‘Tis the season of sniffles and sneezes – and, unfortunately – the dreaded flu.
It’s time to get a flu shot to protect you and loved ones from the seasonal misery. Some people scoff at flu shots as useless, but in fact they are not. Yes, it’s true they cannot protect a person totally, but the shot can be very protective.
It’s recommended people six months old and older get the flu shot. It’s especially recommended for people over 65, who are especially susceptible to the ravages of the flu, sometimes resulting in death. Flu shots are also highly recommended for young children and pregnant women. Children between six months and 8 years may need two doses of the vaccine so be sure to check with a doctor.
According to the Mayo Clinic, this year’s flu shot will offer protection against the H1N1 flu virus, in addition to two other flu viruses that are expected to be circulating this season.
Also available is a vaccine that protects against four strains of the virus, as well as a high-dose flu vaccine for adults 65 and older.

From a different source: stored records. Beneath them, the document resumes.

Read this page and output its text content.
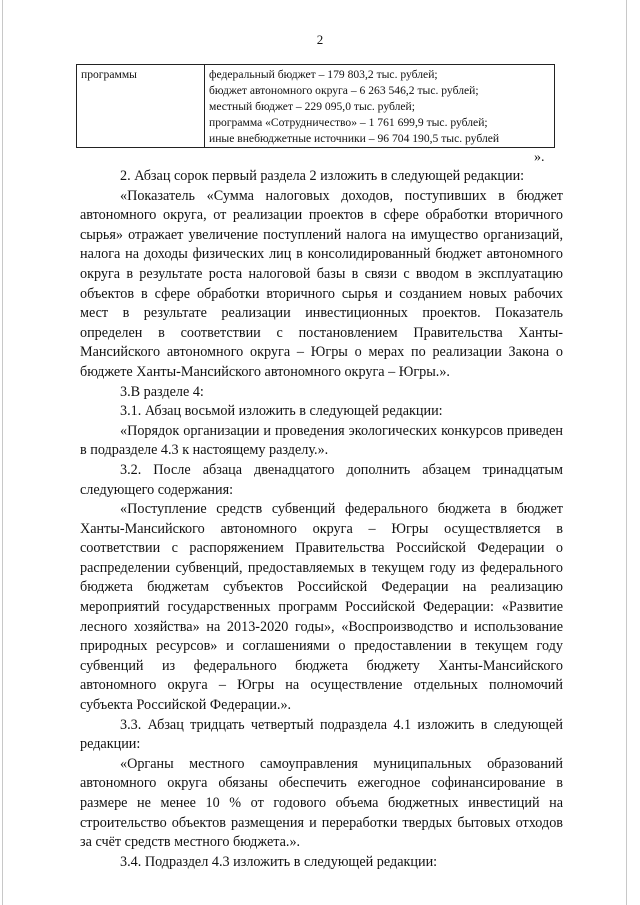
2
программы	федеральный бюджет – 179 803,2 тыс. рублей;
бюджет автономного округа – 6 263 546,2 тыс. рублей;
местный бюджет – 229 095,0 тыс. рублей;
программа «Сотрудничество» – 1 761 699,9 тыс. рублей;
иные внебюджетные источники – 96 704 190,5 тыс. рублей
».

2. Абзац сорок первый раздела 2 изложить в следующей редакции:

«Показатель «Сумма налоговых доходов, поступивших в бюджет автономного округа, от реализации проектов в сфере обработки вторичного сырья» отражает увеличение поступлений налога на имущество организаций, налога на доходы физических лиц в консолидированный бюджет автономного округа в результате роста налоговой базы в связи с вводом в эксплуатацию объектов в сфере обработки вторичного сырья и созданием новых рабочих мест в результате реализации инвестиционных проектов. Показатель определен в соответствии с постановлением Правительства Ханты-Мансийского автономного округа – Югры о мерах по реализации Закона о бюджете Ханты-Мансийского автономного округа – Югры.».

3.В разделе 4:

3.1. Абзац восьмой изложить в следующей редакции:

«Порядок организации и проведения экологических конкурсов приведен в подразделе 4.3 к настоящему разделу.».

3.2. После абзаца двенадцатого дополнить абзацем тринадцатым следующего содержания:

«Поступление средств субвенций федерального бюджета в бюджет Ханты-Мансийского автономного округа – Югры осуществляется в соответствии с распоряжением Правительства Российской Федерации о распределении субвенций, предоставляемых в текущем году из федерального бюджета бюджетам субъектов Российской Федерации на реализацию мероприятий государственных программ Российской Федерации: «Развитие лесного хозяйства» на 2013-2020 годы», «Воспроизводство и использование природных ресурсов» и соглашениями о предоставлении в текущем году субвенций из федерального бюджета бюджету Ханты-Мансийского автономного округа – Югры на осуществление отдельных полномочий субъекта Российской Федерации.».

3.3. Абзац тридцать четвертый подраздела 4.1 изложить в следующей редакции:

«Органы местного самоуправления муниципальных образований автономного округа обязаны обеспечить ежегодное софинансирование в размере не менее 10 % от годового объема бюджетных инвестиций на строительство объектов размещения и переработки твердых бытовых отходов за счёт средств местного бюджета.».

3.4. Подраздел 4.3 изложить в следующей редакции:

It takes two weeks after a flu shot to develop immunity so the best time to get it is in October, although a shot can be helpful even after the flu season starts.
For those who are squeamish about needles, there is also a flu vaccine that can be administered nasally, via a spray. Again, check with your clinic staff or a doctor.
A commonly asked question is this: Can the vaccine actually give me the flu? No, it can’t. However, some people do experience muscle aches and fever for a day or two after receiving a flu shot. That is likely a side effect of the body’s production of protective antibodies, according to the Mayo Clinic. In some cases, people may have already “caught” the flu virus before getting the shot or during the two-week period before the vaccine takes effect.
Research indicates flu shots are 71 percent effective in reducing flu-related hospitalizations among adults of all ages and 77 percent effective among adults 50 or older. The flu shot may reduce a child’s risk by 74 percent. Now, those good odds can’t be argued away.
For those who just won’t get a flu shot (and even those who do), there are other good ways to avoid getting the flu and other contagious ailments: wash hands thoroughly and frequently with hot water and soap during the day; use an alcohol-based sanitizer when soap and water aren’t available; avoid touching eyes, nose or mouth whenever possible; avoid crowds when the flu is prevalent in your area; and get lots of sleep, exercise, drink plenty of fluids, eat nutritious meals and lower your stress levels.
We hope people heed the good advice from the Mayo Clinic and have a happy, flu-free season.